During this time he came across a debate on creation and evolution on YouTube which left him digging for answers to find out the truth. After an extensive search, he was convinced of the existence of a Creator and he wanted to know more about Him. However, the hopelessness he felt still wouldn’t go away.

He finally quit his studies and went back home to Vietnam where he began to attend church every Sabbath. While here he began to have Bible studies with the local church pastor. He then decided to study in Australia at which point the Pastor told him about a small campus-based church community in Melbourne, Australia. En route to Australia, he stopped in Singapore where he was again told of this same church community and given contact details. That is how he ended up in our CARE Group and started having Bible studies with my husband Asela and our friend Mike.
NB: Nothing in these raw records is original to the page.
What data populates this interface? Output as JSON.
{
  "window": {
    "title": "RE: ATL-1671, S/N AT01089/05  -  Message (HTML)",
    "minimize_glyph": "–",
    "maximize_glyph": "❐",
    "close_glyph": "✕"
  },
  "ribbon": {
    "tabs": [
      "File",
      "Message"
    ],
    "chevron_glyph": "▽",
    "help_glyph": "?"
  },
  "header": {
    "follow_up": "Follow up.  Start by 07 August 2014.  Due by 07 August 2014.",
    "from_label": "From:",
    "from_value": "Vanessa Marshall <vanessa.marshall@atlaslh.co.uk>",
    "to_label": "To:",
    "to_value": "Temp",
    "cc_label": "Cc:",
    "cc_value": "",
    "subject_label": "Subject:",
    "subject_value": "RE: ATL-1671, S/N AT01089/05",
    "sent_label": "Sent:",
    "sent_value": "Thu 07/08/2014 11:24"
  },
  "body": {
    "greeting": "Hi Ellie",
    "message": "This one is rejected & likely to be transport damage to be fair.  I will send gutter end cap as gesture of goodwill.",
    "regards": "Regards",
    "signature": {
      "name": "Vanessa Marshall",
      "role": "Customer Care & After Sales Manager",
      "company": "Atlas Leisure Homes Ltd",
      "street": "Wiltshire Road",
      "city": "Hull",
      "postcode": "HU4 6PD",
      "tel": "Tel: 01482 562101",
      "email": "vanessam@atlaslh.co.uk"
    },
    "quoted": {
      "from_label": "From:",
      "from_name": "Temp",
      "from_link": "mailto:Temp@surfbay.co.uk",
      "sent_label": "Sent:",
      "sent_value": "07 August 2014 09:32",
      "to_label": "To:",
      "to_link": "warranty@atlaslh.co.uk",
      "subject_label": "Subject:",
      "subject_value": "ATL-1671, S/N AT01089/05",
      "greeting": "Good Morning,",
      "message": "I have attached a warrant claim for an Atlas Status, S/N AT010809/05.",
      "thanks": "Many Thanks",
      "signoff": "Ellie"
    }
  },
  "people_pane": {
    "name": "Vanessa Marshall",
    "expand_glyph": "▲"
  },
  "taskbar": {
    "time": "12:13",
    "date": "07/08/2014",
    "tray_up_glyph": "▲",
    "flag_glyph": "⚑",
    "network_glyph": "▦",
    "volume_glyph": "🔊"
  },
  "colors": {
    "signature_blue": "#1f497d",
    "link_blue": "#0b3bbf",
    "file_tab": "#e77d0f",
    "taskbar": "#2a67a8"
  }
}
This week at Gateway we got to witness the culmination of years of labor by numerous individual Adventists and Adventist Institutions, confirming in my mind that it really does take a global village to save a soul.

Peter’s story is living proof that the Reformation continues because Peter’s story is no different to the stories of Thomas Bilney, Martin Luther or John Calvin. It is the story of a young man, deeply impacted by the Word of God, who then surrenders his life to God and makes a conscious choice to help others have the same experience.

The Reformation continues. Each of us who have had a personal life-changing experience with the gospel is living proof of that. The question is will we choose to carry that work forward?